The Flowing Nature Matters: Feature Learning from the Control Flow Graph of Source Code for Bug Localization

Yi-Fan Ma (Nanjing University)*; Ming Li (Nanjing University)

Abstract

Bug localization plays an important role in software maintenance. Traditional works treat the source code from the lexical perspective, while some recent researches indicate that exploiting the program structure is beneficial for improving bug localization. Control flow graph (CFG) is a widely used graph representation, which essentially represents the program structure. Although using graph neural network for feature learning is a straightforward way and has been proven effective in various software mining problems, this approach is inappropriate due to the assumption that adjacent nodes share similar semantics no longer holds in the CFG. Instead, the previous statements may affect the semantics of subsequent statements along the execution path represented by the CFG, which we call the \textit{flowing} nature of control flow graph.
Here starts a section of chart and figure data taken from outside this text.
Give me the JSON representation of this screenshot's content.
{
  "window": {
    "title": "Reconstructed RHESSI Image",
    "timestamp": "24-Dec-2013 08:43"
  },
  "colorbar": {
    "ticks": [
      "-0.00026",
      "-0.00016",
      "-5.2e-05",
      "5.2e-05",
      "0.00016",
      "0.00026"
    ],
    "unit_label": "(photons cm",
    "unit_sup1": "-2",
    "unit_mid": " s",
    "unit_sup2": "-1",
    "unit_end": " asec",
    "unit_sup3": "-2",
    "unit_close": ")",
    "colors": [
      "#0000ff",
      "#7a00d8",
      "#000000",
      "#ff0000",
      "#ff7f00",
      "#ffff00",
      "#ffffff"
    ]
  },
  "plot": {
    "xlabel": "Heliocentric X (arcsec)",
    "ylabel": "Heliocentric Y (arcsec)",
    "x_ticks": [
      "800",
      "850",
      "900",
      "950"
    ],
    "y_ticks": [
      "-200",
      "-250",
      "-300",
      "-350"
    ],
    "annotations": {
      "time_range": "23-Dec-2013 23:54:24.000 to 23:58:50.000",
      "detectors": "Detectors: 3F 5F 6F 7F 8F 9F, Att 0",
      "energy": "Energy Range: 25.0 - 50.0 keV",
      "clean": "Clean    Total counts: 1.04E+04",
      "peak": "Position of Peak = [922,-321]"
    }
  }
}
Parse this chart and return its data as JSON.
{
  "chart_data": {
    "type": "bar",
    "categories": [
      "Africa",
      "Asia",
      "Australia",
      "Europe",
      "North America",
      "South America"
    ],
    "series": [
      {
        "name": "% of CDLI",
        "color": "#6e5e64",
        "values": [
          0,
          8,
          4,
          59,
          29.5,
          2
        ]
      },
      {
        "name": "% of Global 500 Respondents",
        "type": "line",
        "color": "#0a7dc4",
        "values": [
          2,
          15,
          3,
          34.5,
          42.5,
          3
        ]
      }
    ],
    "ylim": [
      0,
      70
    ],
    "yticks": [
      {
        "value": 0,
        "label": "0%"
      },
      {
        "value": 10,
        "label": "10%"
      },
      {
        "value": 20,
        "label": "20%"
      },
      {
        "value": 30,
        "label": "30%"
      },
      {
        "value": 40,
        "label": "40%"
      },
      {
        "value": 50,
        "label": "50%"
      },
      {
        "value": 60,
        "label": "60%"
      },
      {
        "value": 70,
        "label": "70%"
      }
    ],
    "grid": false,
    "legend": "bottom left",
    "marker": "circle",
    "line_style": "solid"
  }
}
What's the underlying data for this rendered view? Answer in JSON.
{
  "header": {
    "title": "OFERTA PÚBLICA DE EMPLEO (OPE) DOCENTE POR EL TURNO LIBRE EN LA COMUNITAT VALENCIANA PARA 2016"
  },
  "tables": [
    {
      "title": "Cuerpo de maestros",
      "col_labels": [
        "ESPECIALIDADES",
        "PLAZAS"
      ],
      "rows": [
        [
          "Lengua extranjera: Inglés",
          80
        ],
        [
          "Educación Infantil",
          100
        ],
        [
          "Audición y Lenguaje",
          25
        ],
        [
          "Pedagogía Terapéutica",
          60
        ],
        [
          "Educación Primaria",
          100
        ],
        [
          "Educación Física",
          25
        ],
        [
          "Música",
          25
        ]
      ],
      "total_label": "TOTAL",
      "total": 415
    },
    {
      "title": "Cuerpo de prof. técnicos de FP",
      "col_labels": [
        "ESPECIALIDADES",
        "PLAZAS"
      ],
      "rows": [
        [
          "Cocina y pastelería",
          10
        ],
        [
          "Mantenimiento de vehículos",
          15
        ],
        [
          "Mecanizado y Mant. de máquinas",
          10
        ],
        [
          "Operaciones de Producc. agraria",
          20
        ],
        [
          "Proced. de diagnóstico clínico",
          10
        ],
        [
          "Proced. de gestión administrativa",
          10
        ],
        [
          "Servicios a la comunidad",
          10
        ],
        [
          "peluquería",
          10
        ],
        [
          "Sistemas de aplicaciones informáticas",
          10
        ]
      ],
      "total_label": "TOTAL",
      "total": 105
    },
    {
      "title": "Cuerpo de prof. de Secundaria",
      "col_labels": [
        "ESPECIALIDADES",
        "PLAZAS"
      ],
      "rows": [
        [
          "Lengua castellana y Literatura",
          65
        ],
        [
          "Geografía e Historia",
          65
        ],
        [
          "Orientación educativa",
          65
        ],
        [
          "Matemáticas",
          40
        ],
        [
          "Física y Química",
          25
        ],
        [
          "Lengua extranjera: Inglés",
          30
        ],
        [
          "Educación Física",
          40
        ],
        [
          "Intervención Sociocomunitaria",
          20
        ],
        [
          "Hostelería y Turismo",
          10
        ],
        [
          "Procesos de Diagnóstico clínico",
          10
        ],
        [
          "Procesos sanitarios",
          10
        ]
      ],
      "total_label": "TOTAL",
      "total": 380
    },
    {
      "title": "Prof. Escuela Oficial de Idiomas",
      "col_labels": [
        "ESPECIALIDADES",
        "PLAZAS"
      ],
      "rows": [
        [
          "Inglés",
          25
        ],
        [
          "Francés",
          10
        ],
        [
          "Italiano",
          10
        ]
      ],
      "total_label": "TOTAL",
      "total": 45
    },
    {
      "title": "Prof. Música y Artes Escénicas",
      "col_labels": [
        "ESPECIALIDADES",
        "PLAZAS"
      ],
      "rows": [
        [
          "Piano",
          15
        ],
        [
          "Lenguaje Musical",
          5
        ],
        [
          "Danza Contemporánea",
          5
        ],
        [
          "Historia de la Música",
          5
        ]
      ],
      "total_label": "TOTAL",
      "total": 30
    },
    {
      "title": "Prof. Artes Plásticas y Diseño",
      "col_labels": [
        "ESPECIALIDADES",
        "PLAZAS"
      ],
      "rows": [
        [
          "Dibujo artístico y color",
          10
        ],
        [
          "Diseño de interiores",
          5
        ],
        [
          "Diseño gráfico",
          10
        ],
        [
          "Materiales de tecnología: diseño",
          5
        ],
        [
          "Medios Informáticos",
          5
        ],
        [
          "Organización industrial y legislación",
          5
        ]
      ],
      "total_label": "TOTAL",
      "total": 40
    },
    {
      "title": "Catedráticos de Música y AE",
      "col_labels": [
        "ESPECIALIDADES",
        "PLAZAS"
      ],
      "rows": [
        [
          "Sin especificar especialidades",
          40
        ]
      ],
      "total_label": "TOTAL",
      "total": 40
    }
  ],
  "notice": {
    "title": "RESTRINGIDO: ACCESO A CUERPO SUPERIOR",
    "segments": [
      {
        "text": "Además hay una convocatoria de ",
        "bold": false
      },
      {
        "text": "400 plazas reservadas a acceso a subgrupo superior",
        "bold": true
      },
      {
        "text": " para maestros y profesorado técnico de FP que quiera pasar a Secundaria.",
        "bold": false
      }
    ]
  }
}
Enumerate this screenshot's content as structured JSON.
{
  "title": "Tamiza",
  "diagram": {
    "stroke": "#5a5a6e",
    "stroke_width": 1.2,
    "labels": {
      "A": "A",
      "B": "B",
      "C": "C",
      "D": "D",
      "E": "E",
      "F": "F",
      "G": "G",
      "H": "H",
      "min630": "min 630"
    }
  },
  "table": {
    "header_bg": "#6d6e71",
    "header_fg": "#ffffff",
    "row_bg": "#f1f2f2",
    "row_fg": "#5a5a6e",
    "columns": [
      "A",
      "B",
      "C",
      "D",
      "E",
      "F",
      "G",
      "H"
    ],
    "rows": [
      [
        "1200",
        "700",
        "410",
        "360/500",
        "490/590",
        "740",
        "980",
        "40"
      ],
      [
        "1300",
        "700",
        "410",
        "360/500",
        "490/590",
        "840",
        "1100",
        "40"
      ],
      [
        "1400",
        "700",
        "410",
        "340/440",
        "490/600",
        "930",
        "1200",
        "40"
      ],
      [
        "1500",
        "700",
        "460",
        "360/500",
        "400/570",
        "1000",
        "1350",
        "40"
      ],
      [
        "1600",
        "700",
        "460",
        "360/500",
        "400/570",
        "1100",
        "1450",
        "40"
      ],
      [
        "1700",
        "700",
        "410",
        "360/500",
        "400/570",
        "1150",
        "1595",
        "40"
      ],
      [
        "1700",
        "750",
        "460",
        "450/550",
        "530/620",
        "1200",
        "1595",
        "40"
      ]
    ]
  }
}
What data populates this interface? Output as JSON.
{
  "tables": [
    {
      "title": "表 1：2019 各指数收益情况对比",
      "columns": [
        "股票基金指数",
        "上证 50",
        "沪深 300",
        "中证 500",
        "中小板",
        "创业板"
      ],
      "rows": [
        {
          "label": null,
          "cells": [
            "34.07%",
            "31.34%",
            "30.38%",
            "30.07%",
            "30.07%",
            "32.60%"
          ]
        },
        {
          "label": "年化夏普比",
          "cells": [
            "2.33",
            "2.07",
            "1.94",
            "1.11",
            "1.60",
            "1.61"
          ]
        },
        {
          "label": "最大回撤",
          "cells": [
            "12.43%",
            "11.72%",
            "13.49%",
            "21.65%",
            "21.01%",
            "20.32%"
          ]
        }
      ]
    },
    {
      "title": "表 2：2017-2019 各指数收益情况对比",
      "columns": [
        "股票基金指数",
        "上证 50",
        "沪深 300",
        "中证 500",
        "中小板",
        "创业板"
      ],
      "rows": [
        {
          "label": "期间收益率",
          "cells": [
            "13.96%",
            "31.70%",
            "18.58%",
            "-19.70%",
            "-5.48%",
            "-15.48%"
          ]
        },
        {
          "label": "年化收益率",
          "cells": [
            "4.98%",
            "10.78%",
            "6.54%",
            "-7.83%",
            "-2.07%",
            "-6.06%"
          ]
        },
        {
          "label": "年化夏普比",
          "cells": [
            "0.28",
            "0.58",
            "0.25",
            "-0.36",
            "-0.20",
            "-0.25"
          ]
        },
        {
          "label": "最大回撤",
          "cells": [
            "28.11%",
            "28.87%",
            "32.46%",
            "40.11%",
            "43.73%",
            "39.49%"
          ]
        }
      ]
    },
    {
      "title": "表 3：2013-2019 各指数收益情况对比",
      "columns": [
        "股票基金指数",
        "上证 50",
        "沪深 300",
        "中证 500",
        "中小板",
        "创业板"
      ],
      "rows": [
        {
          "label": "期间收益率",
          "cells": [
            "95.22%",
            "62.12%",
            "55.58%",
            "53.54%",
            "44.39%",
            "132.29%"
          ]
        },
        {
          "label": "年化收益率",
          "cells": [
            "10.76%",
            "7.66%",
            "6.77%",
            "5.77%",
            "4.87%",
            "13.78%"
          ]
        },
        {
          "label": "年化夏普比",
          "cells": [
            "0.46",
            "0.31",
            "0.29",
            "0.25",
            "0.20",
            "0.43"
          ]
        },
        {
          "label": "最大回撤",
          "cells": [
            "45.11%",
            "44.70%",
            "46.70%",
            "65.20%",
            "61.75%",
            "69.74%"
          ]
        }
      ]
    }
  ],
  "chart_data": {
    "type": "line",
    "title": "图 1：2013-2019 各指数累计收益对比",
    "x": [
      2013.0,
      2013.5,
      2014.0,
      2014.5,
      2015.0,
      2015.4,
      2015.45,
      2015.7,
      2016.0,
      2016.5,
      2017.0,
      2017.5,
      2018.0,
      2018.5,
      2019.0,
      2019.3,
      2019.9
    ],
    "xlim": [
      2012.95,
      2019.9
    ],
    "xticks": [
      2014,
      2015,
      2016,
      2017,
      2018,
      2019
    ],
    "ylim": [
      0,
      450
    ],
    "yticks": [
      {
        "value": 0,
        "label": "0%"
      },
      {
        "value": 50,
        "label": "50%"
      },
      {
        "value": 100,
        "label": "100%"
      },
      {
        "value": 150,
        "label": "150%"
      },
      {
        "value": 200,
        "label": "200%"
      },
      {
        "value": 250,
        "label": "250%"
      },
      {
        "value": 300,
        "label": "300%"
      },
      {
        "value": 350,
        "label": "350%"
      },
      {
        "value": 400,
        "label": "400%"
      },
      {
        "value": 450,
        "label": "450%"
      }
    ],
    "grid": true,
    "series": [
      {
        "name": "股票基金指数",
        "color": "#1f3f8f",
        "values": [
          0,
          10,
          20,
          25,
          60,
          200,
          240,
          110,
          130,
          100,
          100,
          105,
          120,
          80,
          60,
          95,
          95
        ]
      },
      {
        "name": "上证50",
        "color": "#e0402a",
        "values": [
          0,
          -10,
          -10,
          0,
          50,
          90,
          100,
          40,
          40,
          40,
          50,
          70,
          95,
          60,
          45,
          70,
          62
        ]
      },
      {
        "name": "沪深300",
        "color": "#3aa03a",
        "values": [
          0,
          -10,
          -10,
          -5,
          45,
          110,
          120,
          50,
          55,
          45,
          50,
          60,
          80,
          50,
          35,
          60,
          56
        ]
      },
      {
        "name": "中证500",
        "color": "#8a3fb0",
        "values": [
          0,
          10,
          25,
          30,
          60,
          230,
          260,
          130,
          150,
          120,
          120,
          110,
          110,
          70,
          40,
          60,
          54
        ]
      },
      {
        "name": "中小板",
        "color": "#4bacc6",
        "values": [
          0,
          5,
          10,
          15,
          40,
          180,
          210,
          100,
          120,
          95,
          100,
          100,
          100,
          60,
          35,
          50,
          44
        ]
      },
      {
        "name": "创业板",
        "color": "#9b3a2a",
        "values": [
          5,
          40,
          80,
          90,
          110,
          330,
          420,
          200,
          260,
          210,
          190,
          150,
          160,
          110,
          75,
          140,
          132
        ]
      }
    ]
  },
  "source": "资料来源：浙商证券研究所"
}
In this paper, we claim that the flowing nature should be explicitly considered and propose a novel model named cFlow for bug localization, which employs a particular designed flow-based GRU for feature learning from the CFG. The flow-based GRU exploits the program structure represented by the CFG to transmit the semantics of statements along the execution path, which reflects the \textit{flowing nature}. Experimental results on widely-used real-world software projects show that cFlow significantly outperforms the state-of-the-art bug localization methods, indicating that exploiting the program structure from the CFG with respect to the flowing nature is beneficial for improving bug localization.